Thanks Dividend Garden. It is a good article and a reasonable conclusion. I’ve been reading a lot of positive things about DPS lately, but have never run the numbers on it myself. So, prompted by your article, I ran it through my spreadsheet to see how it compares. Overall, it scored a very respectable 64 in my crude system, right on par with the likes of MSFT and TGT. Here are the highlights as I see it, though I’m the first to admit I’ve only done a quick glance at the company at this point.
Of course I love the simple and understandable business model. DPS has a very attractive yield of 3.44 percent at today’s close. It does not have much of a dividend streak going as yet, at five years, but the dividend growth has certainly been healthy in that time, from $0.90 in 2010 (the first full year) to $1.52 in 2013. With a payout ratio in the neighborhood of 50 percent, the dividend should be easily sustainable, but I wonder how fast they’ll be able to continue growing the divvy going forward. Earnings have grown well since a little trouble in 2008, but seem to be leveling off some. With a P/E right around 15 it does not appear to be a screaming buy, but not too expensive either. I haven’t even peeked at the balance sheet myself.

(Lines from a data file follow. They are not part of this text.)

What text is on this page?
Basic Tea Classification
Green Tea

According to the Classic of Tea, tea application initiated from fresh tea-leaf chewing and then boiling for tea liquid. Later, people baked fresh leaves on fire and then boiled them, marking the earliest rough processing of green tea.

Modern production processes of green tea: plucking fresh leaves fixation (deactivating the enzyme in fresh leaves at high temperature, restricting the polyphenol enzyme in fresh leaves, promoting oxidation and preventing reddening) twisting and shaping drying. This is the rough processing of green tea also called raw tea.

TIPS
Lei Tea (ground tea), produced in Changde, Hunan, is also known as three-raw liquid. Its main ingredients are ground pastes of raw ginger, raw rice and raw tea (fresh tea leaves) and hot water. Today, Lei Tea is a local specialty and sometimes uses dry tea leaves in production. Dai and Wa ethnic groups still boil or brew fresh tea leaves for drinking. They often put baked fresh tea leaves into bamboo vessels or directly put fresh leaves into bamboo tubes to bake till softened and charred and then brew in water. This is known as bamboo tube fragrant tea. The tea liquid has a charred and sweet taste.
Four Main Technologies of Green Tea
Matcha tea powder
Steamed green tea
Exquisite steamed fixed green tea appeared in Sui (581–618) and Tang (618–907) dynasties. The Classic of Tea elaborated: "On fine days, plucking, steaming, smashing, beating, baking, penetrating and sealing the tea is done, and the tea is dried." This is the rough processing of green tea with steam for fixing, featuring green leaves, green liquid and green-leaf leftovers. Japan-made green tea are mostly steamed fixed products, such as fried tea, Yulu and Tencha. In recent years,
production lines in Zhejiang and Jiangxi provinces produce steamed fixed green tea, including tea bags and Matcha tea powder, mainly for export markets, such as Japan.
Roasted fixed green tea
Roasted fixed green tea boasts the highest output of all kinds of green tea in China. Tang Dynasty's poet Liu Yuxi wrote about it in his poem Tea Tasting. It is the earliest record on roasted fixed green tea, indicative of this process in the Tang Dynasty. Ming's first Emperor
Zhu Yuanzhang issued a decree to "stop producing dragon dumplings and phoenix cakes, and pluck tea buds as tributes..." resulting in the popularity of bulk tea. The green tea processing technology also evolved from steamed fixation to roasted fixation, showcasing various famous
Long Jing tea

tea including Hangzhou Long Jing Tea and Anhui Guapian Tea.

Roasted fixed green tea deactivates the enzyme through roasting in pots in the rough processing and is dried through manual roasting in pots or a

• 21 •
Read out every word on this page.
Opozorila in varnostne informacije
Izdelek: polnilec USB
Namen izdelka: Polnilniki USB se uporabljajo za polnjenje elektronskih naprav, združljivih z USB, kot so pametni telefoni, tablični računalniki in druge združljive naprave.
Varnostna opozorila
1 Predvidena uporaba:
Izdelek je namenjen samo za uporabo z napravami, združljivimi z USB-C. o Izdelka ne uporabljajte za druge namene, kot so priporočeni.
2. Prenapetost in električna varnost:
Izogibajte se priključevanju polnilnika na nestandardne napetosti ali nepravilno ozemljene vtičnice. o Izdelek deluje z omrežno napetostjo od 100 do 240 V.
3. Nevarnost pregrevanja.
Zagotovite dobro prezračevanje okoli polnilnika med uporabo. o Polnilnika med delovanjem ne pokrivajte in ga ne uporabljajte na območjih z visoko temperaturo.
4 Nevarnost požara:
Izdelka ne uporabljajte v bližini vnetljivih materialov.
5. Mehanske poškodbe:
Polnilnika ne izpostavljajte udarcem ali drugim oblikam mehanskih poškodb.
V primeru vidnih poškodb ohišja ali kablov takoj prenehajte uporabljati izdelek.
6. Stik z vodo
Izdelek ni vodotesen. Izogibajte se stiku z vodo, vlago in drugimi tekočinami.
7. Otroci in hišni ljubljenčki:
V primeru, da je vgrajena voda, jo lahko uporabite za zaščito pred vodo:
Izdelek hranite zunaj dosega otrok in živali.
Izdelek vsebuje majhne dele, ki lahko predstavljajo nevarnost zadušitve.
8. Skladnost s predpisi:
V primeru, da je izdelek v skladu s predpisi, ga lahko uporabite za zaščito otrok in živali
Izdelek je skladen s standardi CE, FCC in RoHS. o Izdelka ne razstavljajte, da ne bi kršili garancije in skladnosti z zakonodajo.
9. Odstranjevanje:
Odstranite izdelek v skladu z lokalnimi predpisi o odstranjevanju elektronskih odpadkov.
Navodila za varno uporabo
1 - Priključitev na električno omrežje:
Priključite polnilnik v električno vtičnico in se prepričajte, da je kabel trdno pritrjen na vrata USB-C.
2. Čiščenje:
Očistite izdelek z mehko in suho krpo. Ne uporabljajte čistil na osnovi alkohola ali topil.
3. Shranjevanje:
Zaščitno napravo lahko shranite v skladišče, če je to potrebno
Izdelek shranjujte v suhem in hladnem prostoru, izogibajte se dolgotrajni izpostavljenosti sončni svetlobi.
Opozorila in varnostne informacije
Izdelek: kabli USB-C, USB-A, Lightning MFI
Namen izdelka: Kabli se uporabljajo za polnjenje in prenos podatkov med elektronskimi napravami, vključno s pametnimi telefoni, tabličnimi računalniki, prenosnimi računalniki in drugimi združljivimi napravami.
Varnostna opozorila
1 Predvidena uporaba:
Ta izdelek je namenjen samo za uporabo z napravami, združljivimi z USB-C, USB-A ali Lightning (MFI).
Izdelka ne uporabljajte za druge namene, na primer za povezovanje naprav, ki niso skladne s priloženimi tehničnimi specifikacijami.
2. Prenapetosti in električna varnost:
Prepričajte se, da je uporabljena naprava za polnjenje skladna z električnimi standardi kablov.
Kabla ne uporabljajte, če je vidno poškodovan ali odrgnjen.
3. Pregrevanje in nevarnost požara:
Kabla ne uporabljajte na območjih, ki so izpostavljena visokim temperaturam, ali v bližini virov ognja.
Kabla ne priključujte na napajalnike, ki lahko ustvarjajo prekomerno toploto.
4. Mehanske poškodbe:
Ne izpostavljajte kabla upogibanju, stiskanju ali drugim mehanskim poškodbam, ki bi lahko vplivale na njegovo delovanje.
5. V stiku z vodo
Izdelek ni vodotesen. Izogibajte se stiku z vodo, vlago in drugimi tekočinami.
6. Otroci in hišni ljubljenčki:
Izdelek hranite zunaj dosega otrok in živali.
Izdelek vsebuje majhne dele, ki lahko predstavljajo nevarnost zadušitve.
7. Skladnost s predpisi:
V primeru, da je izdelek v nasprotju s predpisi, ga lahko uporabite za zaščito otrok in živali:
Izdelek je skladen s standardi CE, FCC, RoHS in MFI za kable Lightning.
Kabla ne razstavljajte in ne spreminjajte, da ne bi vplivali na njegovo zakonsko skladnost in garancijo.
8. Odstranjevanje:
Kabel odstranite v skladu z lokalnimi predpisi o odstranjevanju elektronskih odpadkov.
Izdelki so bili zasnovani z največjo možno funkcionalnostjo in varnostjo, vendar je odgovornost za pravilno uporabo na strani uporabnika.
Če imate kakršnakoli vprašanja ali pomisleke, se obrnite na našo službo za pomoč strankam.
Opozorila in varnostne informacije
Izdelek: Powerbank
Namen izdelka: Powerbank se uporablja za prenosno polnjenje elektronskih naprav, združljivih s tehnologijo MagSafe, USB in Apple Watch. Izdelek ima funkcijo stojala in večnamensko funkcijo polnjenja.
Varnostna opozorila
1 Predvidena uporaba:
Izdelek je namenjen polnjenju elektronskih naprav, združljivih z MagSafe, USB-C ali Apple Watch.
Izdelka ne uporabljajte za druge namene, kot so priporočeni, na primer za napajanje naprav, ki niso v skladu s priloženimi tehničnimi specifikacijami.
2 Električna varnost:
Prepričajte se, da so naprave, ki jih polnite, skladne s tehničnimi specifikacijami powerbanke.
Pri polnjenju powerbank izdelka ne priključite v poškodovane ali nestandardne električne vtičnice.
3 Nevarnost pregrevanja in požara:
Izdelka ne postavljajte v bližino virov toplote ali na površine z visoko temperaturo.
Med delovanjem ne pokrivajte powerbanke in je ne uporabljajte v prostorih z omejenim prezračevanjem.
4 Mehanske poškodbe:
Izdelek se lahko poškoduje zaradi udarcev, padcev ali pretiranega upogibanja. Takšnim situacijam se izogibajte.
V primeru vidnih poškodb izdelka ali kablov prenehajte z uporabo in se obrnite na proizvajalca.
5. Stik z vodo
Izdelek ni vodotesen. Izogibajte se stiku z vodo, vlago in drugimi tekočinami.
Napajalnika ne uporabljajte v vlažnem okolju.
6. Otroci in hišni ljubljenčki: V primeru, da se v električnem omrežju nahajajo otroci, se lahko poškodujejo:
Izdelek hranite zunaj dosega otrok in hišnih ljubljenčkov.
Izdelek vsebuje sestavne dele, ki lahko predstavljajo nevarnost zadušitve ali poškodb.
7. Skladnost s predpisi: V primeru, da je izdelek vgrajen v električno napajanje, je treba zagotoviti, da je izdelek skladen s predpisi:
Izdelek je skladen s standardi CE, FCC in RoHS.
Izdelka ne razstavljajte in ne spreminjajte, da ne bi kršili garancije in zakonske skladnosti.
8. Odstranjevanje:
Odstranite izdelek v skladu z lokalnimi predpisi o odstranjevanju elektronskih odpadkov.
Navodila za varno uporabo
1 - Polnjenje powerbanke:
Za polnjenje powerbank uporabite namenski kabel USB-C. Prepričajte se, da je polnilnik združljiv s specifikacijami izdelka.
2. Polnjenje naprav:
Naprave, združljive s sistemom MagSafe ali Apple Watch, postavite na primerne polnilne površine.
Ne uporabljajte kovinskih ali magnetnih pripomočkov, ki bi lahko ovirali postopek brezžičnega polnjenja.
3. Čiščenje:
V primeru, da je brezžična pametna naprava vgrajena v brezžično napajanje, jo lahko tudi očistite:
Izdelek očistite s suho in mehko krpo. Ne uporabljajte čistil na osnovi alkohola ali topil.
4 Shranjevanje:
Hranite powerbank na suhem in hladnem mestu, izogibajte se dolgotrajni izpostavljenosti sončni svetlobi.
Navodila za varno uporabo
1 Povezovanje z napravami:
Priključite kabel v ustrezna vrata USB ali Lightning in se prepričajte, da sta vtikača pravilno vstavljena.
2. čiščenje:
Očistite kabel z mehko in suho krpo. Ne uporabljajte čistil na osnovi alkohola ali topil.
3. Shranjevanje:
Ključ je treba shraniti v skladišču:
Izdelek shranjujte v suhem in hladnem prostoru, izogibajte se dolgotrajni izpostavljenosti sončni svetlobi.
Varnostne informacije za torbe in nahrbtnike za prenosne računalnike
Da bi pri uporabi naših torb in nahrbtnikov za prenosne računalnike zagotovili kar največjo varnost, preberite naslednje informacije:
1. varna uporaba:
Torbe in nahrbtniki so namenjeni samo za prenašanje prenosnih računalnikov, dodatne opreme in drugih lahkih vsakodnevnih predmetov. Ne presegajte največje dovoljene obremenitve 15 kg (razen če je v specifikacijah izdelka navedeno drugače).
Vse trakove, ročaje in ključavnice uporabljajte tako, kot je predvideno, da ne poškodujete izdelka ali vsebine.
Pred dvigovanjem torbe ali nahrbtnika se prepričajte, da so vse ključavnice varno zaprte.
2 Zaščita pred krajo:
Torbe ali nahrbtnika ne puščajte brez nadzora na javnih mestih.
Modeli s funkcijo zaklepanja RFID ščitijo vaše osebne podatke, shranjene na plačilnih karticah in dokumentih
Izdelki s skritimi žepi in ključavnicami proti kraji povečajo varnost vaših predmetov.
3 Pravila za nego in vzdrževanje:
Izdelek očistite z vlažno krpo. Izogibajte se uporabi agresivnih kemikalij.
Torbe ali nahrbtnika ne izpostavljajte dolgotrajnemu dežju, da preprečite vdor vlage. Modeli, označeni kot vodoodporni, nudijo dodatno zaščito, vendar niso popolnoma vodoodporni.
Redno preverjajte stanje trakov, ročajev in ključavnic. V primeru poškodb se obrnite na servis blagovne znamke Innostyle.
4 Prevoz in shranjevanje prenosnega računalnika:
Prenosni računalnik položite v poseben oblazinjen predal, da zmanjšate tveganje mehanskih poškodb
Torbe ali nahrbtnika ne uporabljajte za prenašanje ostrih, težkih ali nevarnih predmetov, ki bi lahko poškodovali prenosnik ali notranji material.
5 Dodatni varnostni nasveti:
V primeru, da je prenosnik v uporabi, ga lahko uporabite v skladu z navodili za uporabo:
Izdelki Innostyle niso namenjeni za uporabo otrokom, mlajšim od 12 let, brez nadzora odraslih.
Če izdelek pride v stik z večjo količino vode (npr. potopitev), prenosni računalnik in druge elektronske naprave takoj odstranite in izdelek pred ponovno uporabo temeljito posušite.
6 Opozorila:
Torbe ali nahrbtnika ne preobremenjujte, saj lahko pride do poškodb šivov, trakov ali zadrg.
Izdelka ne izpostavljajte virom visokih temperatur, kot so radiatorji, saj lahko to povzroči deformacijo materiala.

While it seems pretty solid on these metrics, I doubt I’ll pick up any shares any time soon. I looked at the DPS stable of brands (here
), and while there are a number of familiar faces in there, and even some old friends, the lineup pales next to those of KO and PEP. They just aren’t brands that I and my friends reach for given a choice. I know that KO and PEP generally trade at higher valuations, and so DPS may seem inexpensive by comparison, but I’m more comfortable buying KO and PEP given their marquee brands, proven decades of management, and long and established dividend streaks. I may miss out on a great opportunity, but DPS is going to have to stay on the bench for the time being.